Boolean Logic
Assumed Knowledge:
Learning Outcomes:
- Understand basic boolean operators: AND, OR, NOT
- Determine outcome of boolean expressions.
- Simplify boolean expressions.
- Understand gate symbols and interpret simple circuits.
- Understand universal gates.
- Understand basic gates with multiple inputs.
- Understand relationship between digital circuits and boolean algebra
Author: Gaurav Gupta
History behind “Boolean”
George Boole was an early 19th century English mathematician who worked in the field of differential equations and Boolean alegbra. Here’s a link to his book, The Laws of Thought
Trivia time: George Boole’s house is at 5, Grenville Place, Cork.
What is Boolean logic
Quite simply, boolean logic is the use of “and”, “or”, and “not” conditions.
For example, “if it’s raining OR if it’s over 50 degrees celsius, take an umbrella” means that one must carry an umbrella if it’s raining. One must also carry an umbrella if the temperature is over 50 degrees. On the other hand, “if it’s raining AND if it’s over 50 degrees celsius, take an umbrella” means that one must carry an umbrella if it’s raining AND AT THE SAME TIME the temperature is over 50 degrees.

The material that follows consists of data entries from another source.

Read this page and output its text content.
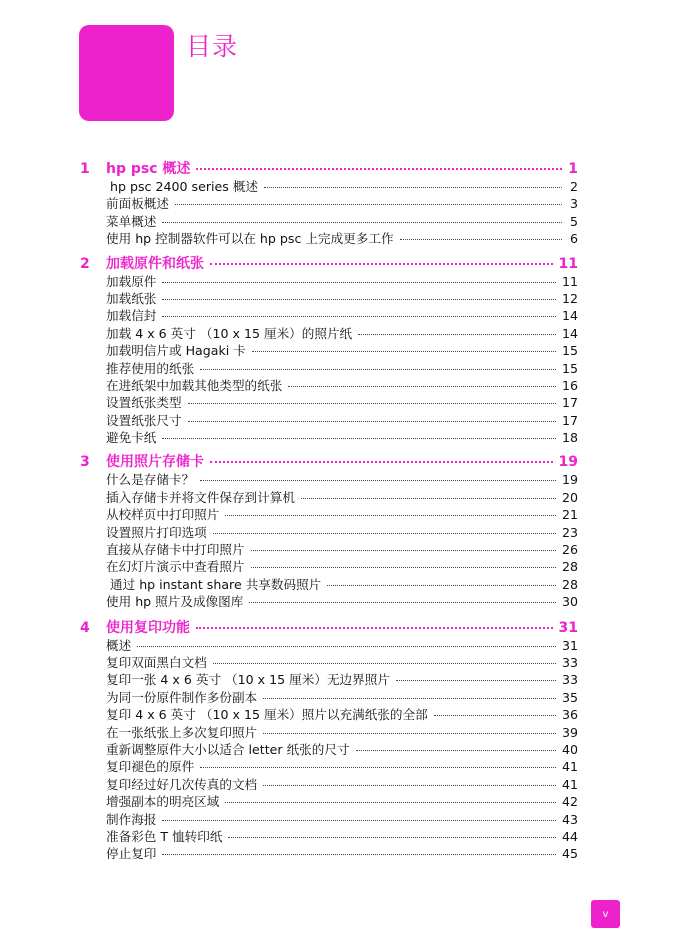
目录
1	hp psc 概述	1
hp psc 2400 series 概述	2
前面板概述	3
菜单概述	5
使用 hp 控制器软件可以在 hp psc 上完成更多工作	6
2	加载原件和纸张	11
加载原件	11
加载纸张	12
加载信封	14
加载 4 x 6 英寸 （10 x 15 厘米）的照片纸	14
加载明信片或 Hagaki 卡	15
推荐使用的纸张	15
在进纸架中加载其他类型的纸张	16
设置纸张类型	17
设置纸张尺寸	17
避免卡纸	18
3	使用照片存储卡	19
什么是存储卡？	19
插入存储卡并将文件保存到计算机	20
从校样页中打印照片	21
设置照片打印选项	23
直接从存储卡中打印照片	26
在幻灯片演示中查看照片	28
通过 hp instant share 共享数码照片	28
使用 hp 照片及成像图库	30
4	使用复印功能	31
概述	31
复印双面黑白文档	33
复印一张 4 x 6 英寸 （10 x 15 厘米）无边界照片	33
为同一份原件制作多份副本	35
复印 4 x 6 英寸 （10 x 15 厘米）照片以充满纸张的全部	36
在一张纸张上多次复印照片	39
重新调整原件大小以适合 letter 纸张的尺寸	40
复印褪色的原件	41
复印经过好几次传真的文档	41
增强副本的明亮区域	42
制作海报	43
准备彩色 T 恤转印纸	44
停止复印	45
v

“You are NOT stupid” explicitly means that the person is not unintelligent. But does it mean that the person is intelligent?!? Not really. Just like “The number is NOT positive” could mean the number being negative, or zero (which is neither positive nor negative).
“You are NOT NOT clever” means you are definitely clever!
Why learn Boolean logic
Because of the complexity in data relationships leading to various outputs.
As a simple example, if I want to display all positive even numbers in red colour, all negative even numbers in green colour, and all (and only one) other even number in blue colour, I need to use Boolean logic.
Boolean operators
AND operator
a AND b is true when both a and b are true
| a | b | a AND b |
|---|---|---|
| false | false | false |
| false | true | false |
| true | false | false |
| true | true | true |
In Boolean algebra, false is represented by 0 and true is represented by 1. This is very handy because AND can be seen as multiplication.
| a | b | a AND b ( * ) |
|---|---|---|
| 0 | 0 | 0 |
| 0 | 1 | 0 |
| 1 | 0 | 1 |
| 1 | 1 | 1 |
OR operator
a OR b is true when either a or b is true
| a | b | a OR b |
|---|---|---|
| false | false | false |
| false | true | true |
| true | false | true |
| true | true | true |
The OR operator can be seen as addition.
| a | b | a OR b ( + ) |
|---|---|---|
| 0 | 0 | 0 |
| 0 | 1 | 1 |
| 1 | 0 | 1 |
| 1 | 1 | 1 |
Why is 1 + 1 = 1?
Well, because we have binary states (0 or 1) so any overflow means you are limited to 1.
NOT operator
NOT a is true when a is false.
NOT a is false when a is true.
| a | NOT a |
|---|---|
| false | true |
| true | false |